Another issue is the corruption of our lobbyist rulers. Lobbyists do rules us! They write the bills congress passes and sometimes reads beforehand. They are the “retired” lawmakers who know the system better than their younger replacements. Elected representatives are beholden to them in our complex world. This complexity makes the case the Tea Party makes that our world is over regulated. So they advocate throwing out entire portions (or more) of the tax and legislative code. While that may be true, but the world is truly complex, and the regulatory system should be correspondingly complex. Let the smart people see through the spin and oversimplification in the right wing press, paid for by the lobbyists!
Imagine someone with an average income, who is not particularly entrepreneurial, and simply needs a job to support a family. Should the American system still have incentives for that person? Absolutely yes. Capitalism for the middle class is great, but these incentives are hidden, clouded. They are visible only to the deep hunters, those with time to look, who are not hard at work at “real jobs.” Thus, the system preserves itself. What we both want, JP, are increased opportunities for regular people.

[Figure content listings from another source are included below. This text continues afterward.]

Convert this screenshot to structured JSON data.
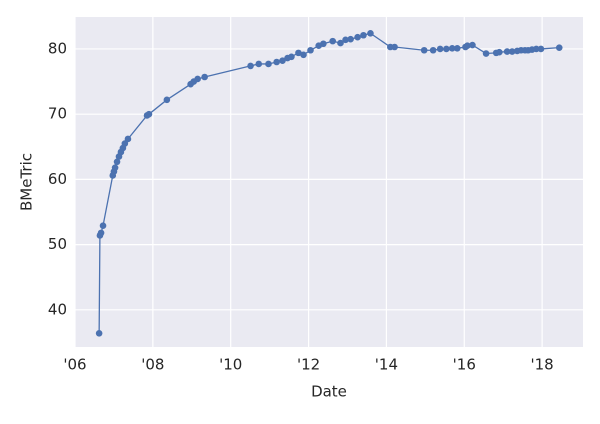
{
  "chart_data": {
    "type": "line",
    "xlabel": "Date",
    "ylabel": "BMeTric",
    "x": [
      2006.62,
      2006.64,
      2006.67,
      2006.72,
      2006.97,
      2007.0,
      2007.03,
      2007.08,
      2007.13,
      2007.18,
      2007.23,
      2007.28,
      2007.36,
      2007.85,
      2007.9,
      2008.36,
      2008.97,
      2009.05,
      2009.15,
      2009.33,
      2010.51,
      2010.72,
      2010.97,
      2011.18,
      2011.33,
      2011.46,
      2011.56,
      2011.74,
      2011.87,
      2012.05,
      2012.26,
      2012.38,
      2012.62,
      2012.82,
      2012.95,
      2013.08,
      2013.26,
      2013.41,
      2013.59,
      2014.1,
      2014.21,
      2014.97,
      2015.2,
      2015.38,
      2015.54,
      2015.69,
      2015.82,
      2016.03,
      2016.08,
      2016.21,
      2016.56,
      2016.82,
      2016.9,
      2017.1,
      2017.23,
      2017.36,
      2017.46,
      2017.56,
      2017.64,
      2017.74,
      2017.85,
      2017.97,
      2018.44
    ],
    "series": [
      {
        "name": "BMeTric",
        "color": "#4c72b0",
        "values": [
          36.4,
          51.4,
          51.8,
          52.9,
          60.6,
          61.2,
          61.8,
          62.7,
          63.5,
          64.2,
          64.8,
          65.5,
          66.2,
          69.8,
          70.0,
          72.2,
          74.6,
          75.0,
          75.4,
          75.7,
          77.4,
          77.7,
          77.7,
          78.0,
          78.2,
          78.6,
          78.8,
          79.4,
          79.1,
          79.8,
          80.5,
          80.8,
          81.2,
          80.9,
          81.4,
          81.5,
          81.8,
          82.1,
          82.4,
          80.3,
          80.3,
          79.8,
          79.8,
          80.0,
          80.0,
          80.1,
          80.1,
          80.3,
          80.5,
          80.6,
          79.3,
          79.4,
          79.5,
          79.6,
          79.6,
          79.7,
          79.8,
          79.8,
          79.8,
          79.9,
          80.0,
          80.0,
          80.2
        ]
      }
    ],
    "xlim": [
      2006,
      2019.05
    ],
    "ylim": [
      34.3,
      84.9
    ],
    "xticks": [
      {
        "value": 2006,
        "label": "'06"
      },
      {
        "value": 2008,
        "label": "'08"
      },
      {
        "value": 2010,
        "label": "'10"
      },
      {
        "value": 2012,
        "label": "'12"
      },
      {
        "value": 2014,
        "label": "'14"
      },
      {
        "value": 2016,
        "label": "'16"
      },
      {
        "value": 2018,
        "label": "'18"
      }
    ],
    "yticks": [
      40,
      50,
      60,
      70,
      80
    ],
    "grid": true
  }
}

When the rewards are so high, there is little incentive for the upper class to give away anything to the underlings. The über-class has successfully insulated itself and preserved its cocoon in nearly every way imaginable.
And that is where the Occupiers come in. The outrage is justified, but must stay positive, solution oriented and civil. We will all miss Andy Rooney – at least I will. But he made his living as a complainer, a curmudgeon. The good about his approach is publicity, and one hopes, a change in the national debate. For the Occupiers to do naught but complain falls short. As long as capitalism is working for the untouchables, then they will hang it over us as if it were still pure, to which we would aspire, but barely ever attain. We also agree that capitalism is broken, as I have described here.
What really can be done? Education is the most obvious answer. It pays off the best, and holds and spreads good values. But here is a counter-point to the legitimate left complaints. Education has become overloaded with regulations. Testing, accommodation and documentation have overshadowed educating individuals. Unfunded mandates have rendered good intentions as just that. Teachers are unable to reach their potential, and the unions that supposedly represent them are partly to blame. So is the government. The Tea Partiers blame the unions only; the Occupiers blame the wealthy only.
The next answer is regulation reform. It might be smart for the Tea Party and the Occupiers to join forces here. What comes to my mind is the program Al Gore conducted as vice prez, where he sought to find and eliminate government waste. That program is a way better model than, say, the Competitiveness group led by Dan Quayle, which paved the way for the K Street project.
Tax reform is right behind. Maybe John Boehner is now seeing the light, if we can interpret his comments today on the Sunday talk shows. Obama, the pols and the public are right on. This is not a Robin Hood mentality, it’s resoration of the Way It Should Be. Furthermore, this is the way it goes with campaigns. Obama is appealing to his base now, and he will appeal to the center once the Republicans get over their (delicious!) infighting. Tax the overlords. Define corporations as corporations, people as people (and fetuses as fetuses while we are at it!).